That’s what the conservative Spanish newspaper El Mundo reported over the weekend after Mr. Clinton spoke at the European University of Madrid, a report echoed with glee by critics of Spain’s green jobs policies (“What’s ‘ouch’ in Espanol?”).
Pity for them that the former president said exactly the opposite. From his speech transcript (ellipses in the original):
Lot of controversy in Spain now. You’ve become, you
know, one of the three leading countries in the world in virtually
every clean energy category, second behind Germany in the production
and the deployment of solar energy… thanks to solar thermal as well as
photovoltaics, third behind the United States and Germany in the
perce.. in the sheer volume of wind energy generated and now you’ve got
a study that says that your commitment to clean energy, I saw it in the
press today, has cost you twice as many jobs as it gained you.
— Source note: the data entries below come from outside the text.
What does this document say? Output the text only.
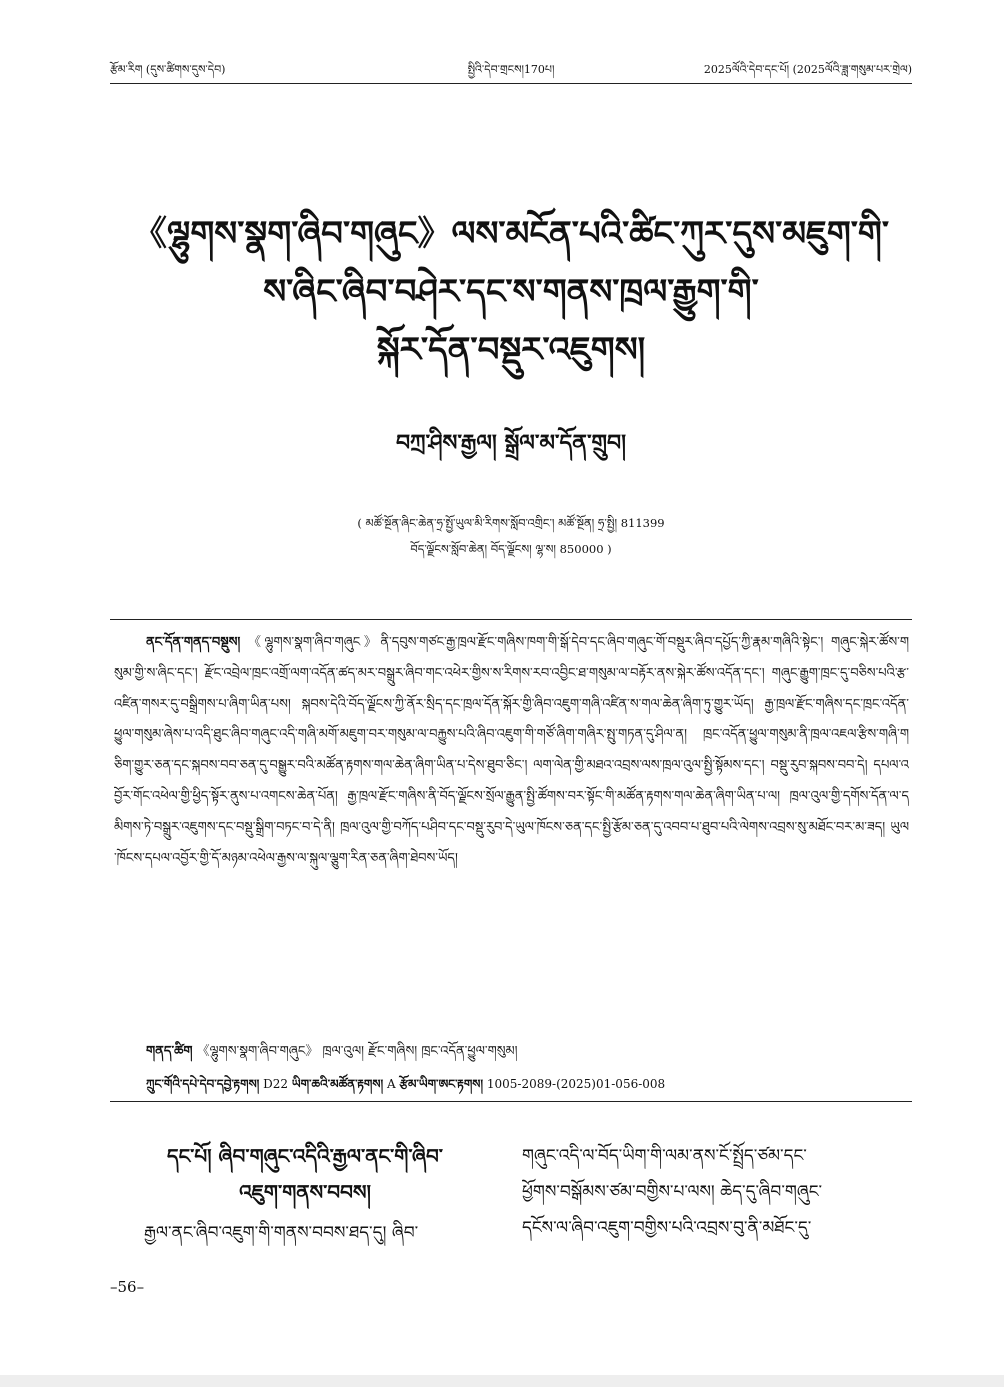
རྩོམ་རིག (དུས་ཚིགས་དུས་དེབ)	སྤྱིའི་དེབ་གྲངས།170པ།	2025ལོའི་དེབ་དང་པོ། (2025ལོའི་ཟླ་གསུམ་པར་གྲེལ)
《ལྷུགས་སྣག་ཞིབ་གཞུང》ལས་མངོན་པའི་ཚིང་ཀུར་དུས་མཇུག་གི་
ས་ཞིང་ཞིབ་བཤེར་དང་ས་གནས་ཁྲལ་རྒྱུག་གི་
སྐོར་དོན་བསྡུར་འཇུགས།
བཀྲ་ཤིས་རྒྱལ། སྒྲོལ་མ་དོན་གྲུབ།
( མཚོ་སྔོན་ཞིང་ཆེན་ཧྲ་སྤྱོ་ཡུལ་མི་རིགས་སློབ་འགྲིང་། མཚོ་སྔོན། ཧྲ་སྤྱི། 811399
བོད་ལྗོངས་སློབ་ཆེན། བོད་ལྗོངས། ལྷ་ས། 850000 )

ནང་དོན་གནད་བསྡུས། 《ལྷུགས་སྣག་ཞིབ་གཞུང》ནི་དབུས་གཙང་རྒྱ་ཁྲལ་རྫོང་གཞིས་ཁག་གི་སྒོ་དེབ་དང་ཞིབ་གཞུང་གོ་བསྡུར་ཞིབ་དཔྱོད་ཀྱི་རྣམ་གཞིའི་སྟེང་། གཞུང་སྐེར་ཚོས་གསུམ་གྱི་ས་ཞིང་དང་། རྫོང་འབྲེལ་ཁྲང་འགྲོ་ལག་འདོན་ཚད་མར་བསྒྲུར་ཞིབ་གང་འཕེར་གྱིས་ས་རིགས་རབ་འབྱིང་ཐ་གསུམ་ལ་བརྟོར་ནས་སྐེར་ཚོས་འདོན་དང་། གཞུང་རྒྱུག་ཁྲང་དུ་བཅིས་པའི་རྩ་འཛིན་གསར་དུ་བསྒྲིགས་པ་ཞིག་ཡིན་པས། སྐབས་དེའི་བོད་ལྗོངས་ཀྱི་ནོར་སྲིད་དང་ཁྲལ་དོན་སྐོར་གྱི་ཞིབ་འཇུག་གཞི་འཛིན་ས་གལ་ཆེན་ཞིག་ཏུ་གྱུར་ཡོད། རྒྱ་ཁྲལ་རྫོང་གཞིས་དང་ཁྲང་འདོན་ཕྱུལ་གསུམ་ཞེས་པ་འདི་ཐུང་ཞིབ་གཞུང་འདི་གཞི་མགོ་མཇུག་བར་གསུམ་ལ་བརྐྱུས་པའི་ཞིབ་འཇུག་གི་གཙོ་ཞིག་གཞིར་སྤུ་གཏན་དུ་ཤིལ་ན། ཁྲང་འདོན་ཕྱུལ་གསུམ་ནི་ཁྲལ་འཇལ་རྩིས་གཞི་གཅིག་གྱུར་ཅན་དང་སྐབས་བབ་ཅན་དུ་བསྒྱུར་བའི་མཚོན་རྟགས་གལ་ཆེན་ཞིག་ཡིན་པ་དེས་ཐུབ་ཅིང་། ལག་ལེན་གྱི་མཐའ་འབྲས་ལས་ཁྲལ་འུལ་སྤྱི་སྟོམས་དང་། བསྡུ་རུབ་སྐབས་བབ་དེ། དཔལ་འབྱོར་གོང་འཕེལ་གྱི་ཕྱིད་སྟོར་ནུས་པ་འགངས་ཆེན་པོན། རྒྱ་ཁྲལ་རྫོང་གཞིས་ནི་བོད་ལྗོངས་སྲོལ་རྒྱུན་སྤྱི་ཚོགས་བར་སྟོང་གི་མཚོན་རྟགས་གལ་ཆེན་ཞིག་ཡིན་པ་ལ། ཁྲལ་འུལ་གྱི་དགོས་དོན་ལ་དམིགས་ཏེ་བསྒྲུར་འཇུགས་དང་བསྡུ་སྒྲིག་བཏང་བ་དེ་ནི། ཁྲལ་འུལ་གྱི་བཀོད་པཤིབ་དང་བསྡུ་རུབ་དེ་ཡུལ་ཁོངས་ཅན་དང་སྤྱི་རྩོམ་ཅན་དུ་འབབ་པ་ཐུབ་པའི་ལེགས་འབྲས་སུ་མཐོང་བར་མ་ཟད། ཡུལ་ཁོངས་དཔལ་འབྱོར་གྱི་དོ་མཉམ་འཕེལ་རྒྱས་ལ་སྐུལ་ལྕུག་རིན་ཅན་ཞིག་ཐེབས་ཡོད།

གནད་ཚིག 《ལྷུགས་སྣག་ཞིབ་གཞུང》 ཁྲལ་འུལ། རྫོང་གཞིས། ཁྲང་འདོན་ཕྱུལ་གསུམ།
ཀྲུང་གོའི་དཔེ་དེབ་དབྱེ་རྟགས། D22 ཡིག་ཆའི་མཚོན་རྟགས། A རྩོམ་ཡིག་ཨང་རྟགས། 1005-2089-(2025)01-056-008
དང་པོ། ཞིབ་གཞུང་འདིའི་རྒྱལ་ནང་གི་ཞིབ་
འཇུག་གནས་བབས།

རྒྱལ་ནང་ཞིབ་འཇུག་གི་གནས་བབས་ཐད་དུ། ཞིབ་

གཞུང་འདི་ལ་བོད་ཡིག་གི་ལམ་ནས་ངོ་སྤྲོད་ཙམ་དང་
ཕྱོགས་བསྒོམས་ཙམ་བགྱིས་པ་ལས། ཆེད་དུ་ཞིབ་གཞུང་
དངོས་ལ་ཞིབ་འཇུག་བགྱིས་པའི་འབྲས་བུ་ནི་མཐོང་དུ་
–56–
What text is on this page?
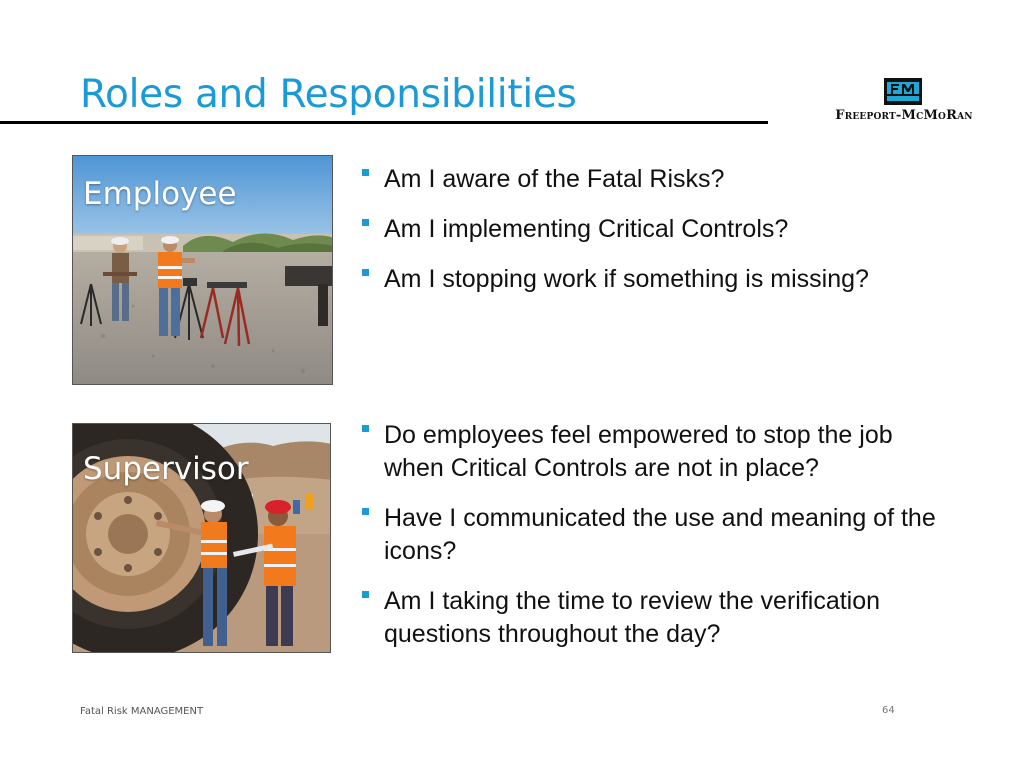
Roles and Responsibilities	Freeport-McMoRan
Employee	Am I aware of the Fatal Risks?
Am I implementing Critical Controls?
Am I stopping work if something is missing?
Supervisor
Do employees feel empowered to stop the job when Critical Controls are not in place?
Have I communicated the use and meaning of the icons?
Am I taking the time to review the verification questions throughout the day?
Fatal Risk MANAGEMENT	64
I don’t
agree with that by the way, and I can… I’ll, anybody wants to know why,
I’ll tell you why I don’t agree with it. But the point is, you have to
ask yourselves…. you young people…. if you want to avoid global
warming, and you want Spain and Europe and the world to continue to
grow, knowing that it’s expensive to change the way you produce and
consume energy, well what are you going to do about that? Because these
three problems could wreck your future.
Actually, having heard what some other academics and energy types have to say, we’d like to take the former president up on his offer: Why doesn’t he agree with the green-jobs study that says renewable-energy subsidies have destroyed twice as many jobs as they’ve created?